Le soleil n'est pas là, mais dès qu'un rayon se manifeste l'univers entier est éclairé. Identiquement ce Chit, cette apparition du « je suis » est là et tout est illuminé.

V : C'est comme une explosion.

M : Appelez-le comme vous voudrez mais soyez convaincu. Une seule petite étincelle peut instantanément provoquer une immense explosion, mais sa cause sera la minuscule étincelle. La cause de votre monde est identiquement ce « je » minuscule, c'est à cause de lui que l'univers existe. Cette révélation « je suis » n'a ni forme, ni dimension, elle n'a pas de désirs, elle est seulement être.

La première manifestation est donc Chit Bhaksar, lumière dont la substance est en elle-même révélation de l'être. Un autre nom peut lui être donné, Chidakash, silence immense, sans forme ni structure, c'est-à-dire espace, espace qui est la conséquence de votre êtreté Chidakash.

Quand votre être Chidakash est illuminé par Chit Bhaskar, c'est sous la forme de cet univers manifesté qui est appelé Mahadakash. Leur relation est celle de parent et enfant.

C'est par la luminosité de votre être et la formation d'espace de votre être que le monde visible est formé. Celui qui s'établit dans cette êtreté, dans ce Mahadakash où s'unissent espace, lumière, connaissance, et tout ce qui existe, celui-là est un avec lui-même. Tout se fond en lui et il découvre sa réelle identité. C'est à cela que doit aboutir votre compréhension de vous-même.
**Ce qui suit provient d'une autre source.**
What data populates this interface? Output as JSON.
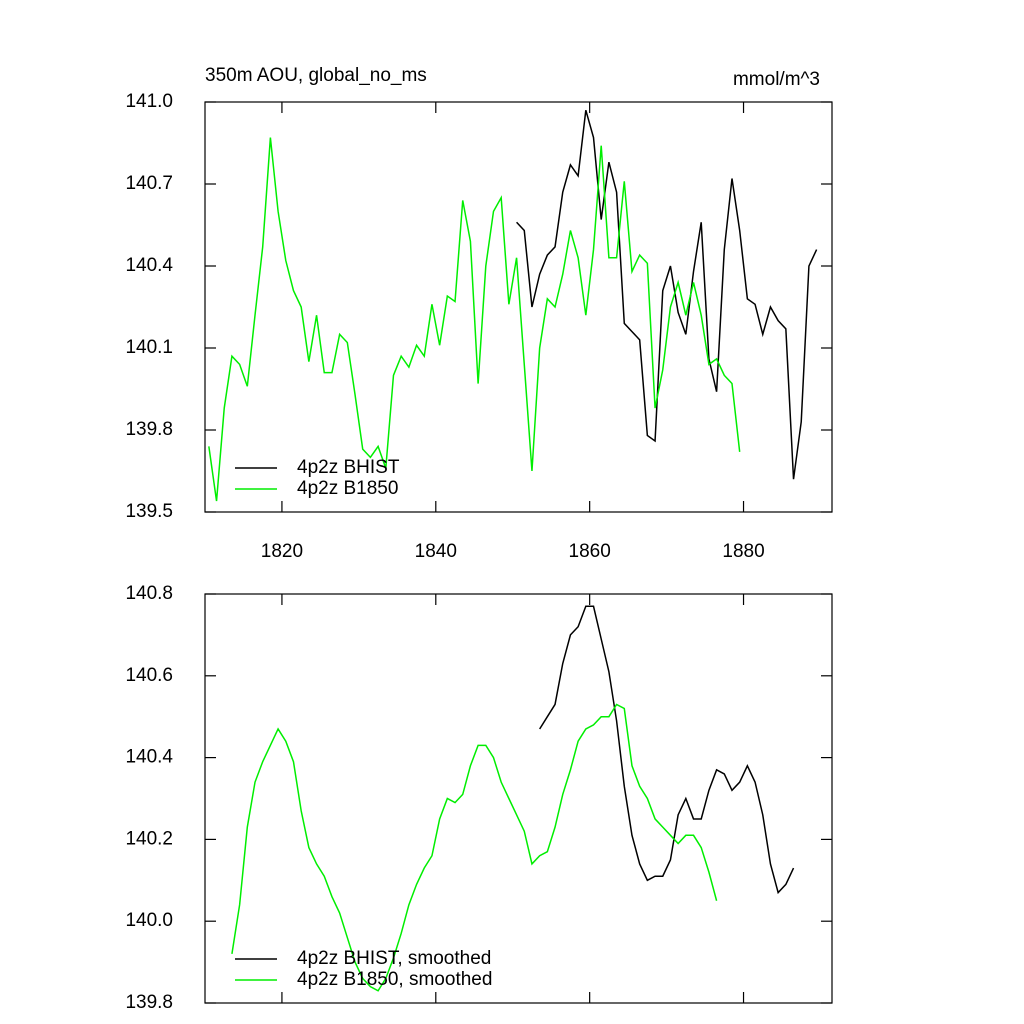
{
  "chart_data": [
    {
      "type": "line",
      "title": "350m AOU, global_no_ms",
      "units": "mmol/m^3",
      "xlim": [
        1810,
        1891.5
      ],
      "xticks": [
        1820,
        1840,
        1860,
        1880
      ],
      "ylim": [
        139.5,
        141.0
      ],
      "yticks": [
        139.5,
        139.8,
        140.1,
        140.4,
        140.7,
        {
          "value": 141.0,
          "label": "141.0"
        }
      ],
      "legend": "lower left",
      "series": [
        {
          "name": "4p2z BHIST",
          "color": "#000000",
          "x": [
            1850.5,
            1851.5,
            1852.5,
            1853.5,
            1854.5,
            1855.5,
            1856.5,
            1857.5,
            1858.5,
            1859.5,
            1860.5,
            1861.5,
            1862.5,
            1863.5,
            1864.5,
            1865.5,
            1866.5,
            1867.5,
            1868.5,
            1869.5,
            1870.5,
            1871.5,
            1872.5,
            1873.5,
            1874.5,
            1875.5,
            1876.5,
            1877.5,
            1878.5,
            1879.5,
            1880.5,
            1881.5,
            1882.5,
            1883.5,
            1884.5,
            1885.5,
            1886.5,
            1887.5,
            1888.5,
            1889.5
          ],
          "values": [
            140.56,
            140.53,
            140.25,
            140.37,
            140.44,
            140.47,
            140.67,
            140.77,
            140.73,
            140.97,
            140.87,
            140.57,
            140.78,
            140.67,
            140.19,
            140.16,
            140.13,
            139.78,
            139.76,
            140.31,
            140.4,
            140.23,
            140.15,
            140.38,
            140.56,
            140.06,
            139.94,
            140.46,
            140.72,
            140.53,
            140.28,
            140.26,
            140.15,
            140.25,
            140.2,
            140.17,
            139.62,
            139.83,
            140.4,
            140.46
          ]
        },
        {
          "name": "4p2z B1850",
          "color": "#00ee00",
          "x": [
            1810.5,
            1811.5,
            1812.5,
            1813.5,
            1814.5,
            1815.5,
            1816.5,
            1817.5,
            1818.5,
            1819.5,
            1820.5,
            1821.5,
            1822.5,
            1823.5,
            1824.5,
            1825.5,
            1826.5,
            1827.5,
            1828.5,
            1829.5,
            1830.5,
            1831.5,
            1832.5,
            1833.5,
            1834.5,
            1835.5,
            1836.5,
            1837.5,
            1838.5,
            1839.5,
            1840.5,
            1841.5,
            1842.5,
            1843.5,
            1844.5,
            1845.5,
            1846.5,
            1847.5,
            1848.5,
            1849.5,
            1850.5,
            1851.5,
            1852.5,
            1853.5,
            1854.5,
            1855.5,
            1856.5,
            1857.5,
            1858.5,
            1859.5,
            1860.5,
            1861.5,
            1862.5,
            1863.5,
            1864.5,
            1865.5,
            1866.5,
            1867.5,
            1868.5,
            1869.5,
            1870.5,
            1871.5,
            1872.5,
            1873.5,
            1874.5,
            1875.5,
            1876.5,
            1877.5,
            1878.5,
            1879.5
          ],
          "values": [
            139.74,
            139.54,
            139.88,
            140.07,
            140.04,
            139.96,
            140.22,
            140.47,
            140.87,
            140.6,
            140.42,
            140.31,
            140.25,
            140.05,
            140.22,
            140.01,
            140.01,
            140.15,
            140.12,
            139.93,
            139.73,
            139.7,
            139.74,
            139.66,
            140.0,
            140.07,
            140.03,
            140.11,
            140.07,
            140.26,
            140.11,
            140.29,
            140.27,
            140.64,
            140.49,
            139.97,
            140.4,
            140.6,
            140.65,
            140.26,
            140.43,
            140.04,
            139.65,
            140.1,
            140.28,
            140.25,
            140.37,
            140.53,
            140.43,
            140.22,
            140.46,
            140.84,
            140.43,
            140.43,
            140.71,
            140.38,
            140.44,
            140.41,
            139.88,
            140.02,
            140.25,
            140.34,
            140.22,
            140.34,
            140.22,
            140.04,
            140.06,
            140.0,
            139.97,
            139.72
          ]
        }
      ]
    },
    {
      "type": "line",
      "xlim": [
        1810,
        1891.5
      ],
      "xticks": [
        1820,
        1840,
        1860,
        1880
      ],
      "ylim": [
        139.8,
        140.8
      ],
      "yticks": [
        139.8,
        {
          "value": 140.0,
          "label": "140.0"
        },
        140.2,
        140.4,
        140.6,
        140.8
      ],
      "legend": "lower left",
      "series": [
        {
          "name": "4p2z BHIST, smoothed",
          "color": "#000000",
          "x": [
            1853.5,
            1854.5,
            1855.5,
            1856.5,
            1857.5,
            1858.5,
            1859.5,
            1860.5,
            1861.5,
            1862.5,
            1863.5,
            1864.5,
            1865.5,
            1866.5,
            1867.5,
            1868.5,
            1869.5,
            1870.5,
            1871.5,
            1872.5,
            1873.5,
            1874.5,
            1875.5,
            1876.5,
            1877.5,
            1878.5,
            1879.5,
            1880.5,
            1881.5,
            1882.5,
            1883.5,
            1884.5,
            1885.5,
            1886.5
          ],
          "values": [
            140.47,
            140.5,
            140.53,
            140.63,
            140.7,
            140.72,
            140.77,
            140.77,
            140.69,
            140.61,
            140.49,
            140.33,
            140.21,
            140.14,
            140.1,
            140.11,
            140.11,
            140.15,
            140.26,
            140.3,
            140.25,
            140.25,
            140.32,
            140.37,
            140.36,
            140.32,
            140.34,
            140.38,
            140.34,
            140.26,
            140.14,
            140.07,
            140.09,
            140.13
          ]
        },
        {
          "name": "4p2z B1850, smoothed",
          "color": "#00ee00",
          "x": [
            1813.5,
            1814.5,
            1815.5,
            1816.5,
            1817.5,
            1818.5,
            1819.5,
            1820.5,
            1821.5,
            1822.5,
            1823.5,
            1824.5,
            1825.5,
            1826.5,
            1827.5,
            1828.5,
            1829.5,
            1830.5,
            1831.5,
            1832.5,
            1833.5,
            1834.5,
            1835.5,
            1836.5,
            1837.5,
            1838.5,
            1839.5,
            1840.5,
            1841.5,
            1842.5,
            1843.5,
            1844.5,
            1845.5,
            1846.5,
            1847.5,
            1848.5,
            1849.5,
            1850.5,
            1851.5,
            1852.5,
            1853.5,
            1854.5,
            1855.5,
            1856.5,
            1857.5,
            1858.5,
            1859.5,
            1860.5,
            1861.5,
            1862.5,
            1863.5,
            1864.5,
            1865.5,
            1866.5,
            1867.5,
            1868.5,
            1869.5,
            1870.5,
            1871.5,
            1872.5,
            1873.5,
            1874.5,
            1875.5,
            1876.5
          ],
          "values": [
            139.92,
            140.04,
            140.23,
            140.34,
            140.39,
            140.43,
            140.47,
            140.44,
            140.39,
            140.27,
            140.18,
            140.14,
            140.11,
            140.06,
            140.02,
            139.96,
            139.9,
            139.86,
            139.84,
            139.83,
            139.86,
            139.91,
            139.97,
            140.04,
            140.09,
            140.13,
            140.16,
            140.25,
            140.3,
            140.29,
            140.31,
            140.38,
            140.43,
            140.43,
            140.4,
            140.34,
            140.3,
            140.26,
            140.22,
            140.14,
            140.16,
            140.17,
            140.23,
            140.31,
            140.37,
            140.44,
            140.47,
            140.48,
            140.5,
            140.5,
            140.53,
            140.52,
            140.38,
            140.33,
            140.3,
            140.25,
            140.23,
            140.21,
            140.19,
            140.21,
            140.21,
            140.18,
            140.12,
            140.05
          ]
        }
      ]
    }
  ]
}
Celui qui a la révélation de sa véritable identité ne va pas s'associer au spiritualisme professionnel qui ne cherche qu'à faire de l'argent. Il ne marchandera pas ce qu'il sait car il connaît la valeur de tout. Une telle personne ne sera plus en fait une personne. Celui qui sait que l'univers entier est créé par son être propre ne peut pas jouer avec les vérités spirituelles, il sait que tout est lui.

V : Créé, l'univers entier ?

M : Oui, l'univers est sa création. Il faut que mes mots anglais et vos mots anglais correspondent exactement, soyez vigilant sinon vous ne me comprendrez pas correctement. Le monde n'a pas été construit, ni créé par quiconque, il a surgi de lui-même de la conscience et il n'a pas de cause.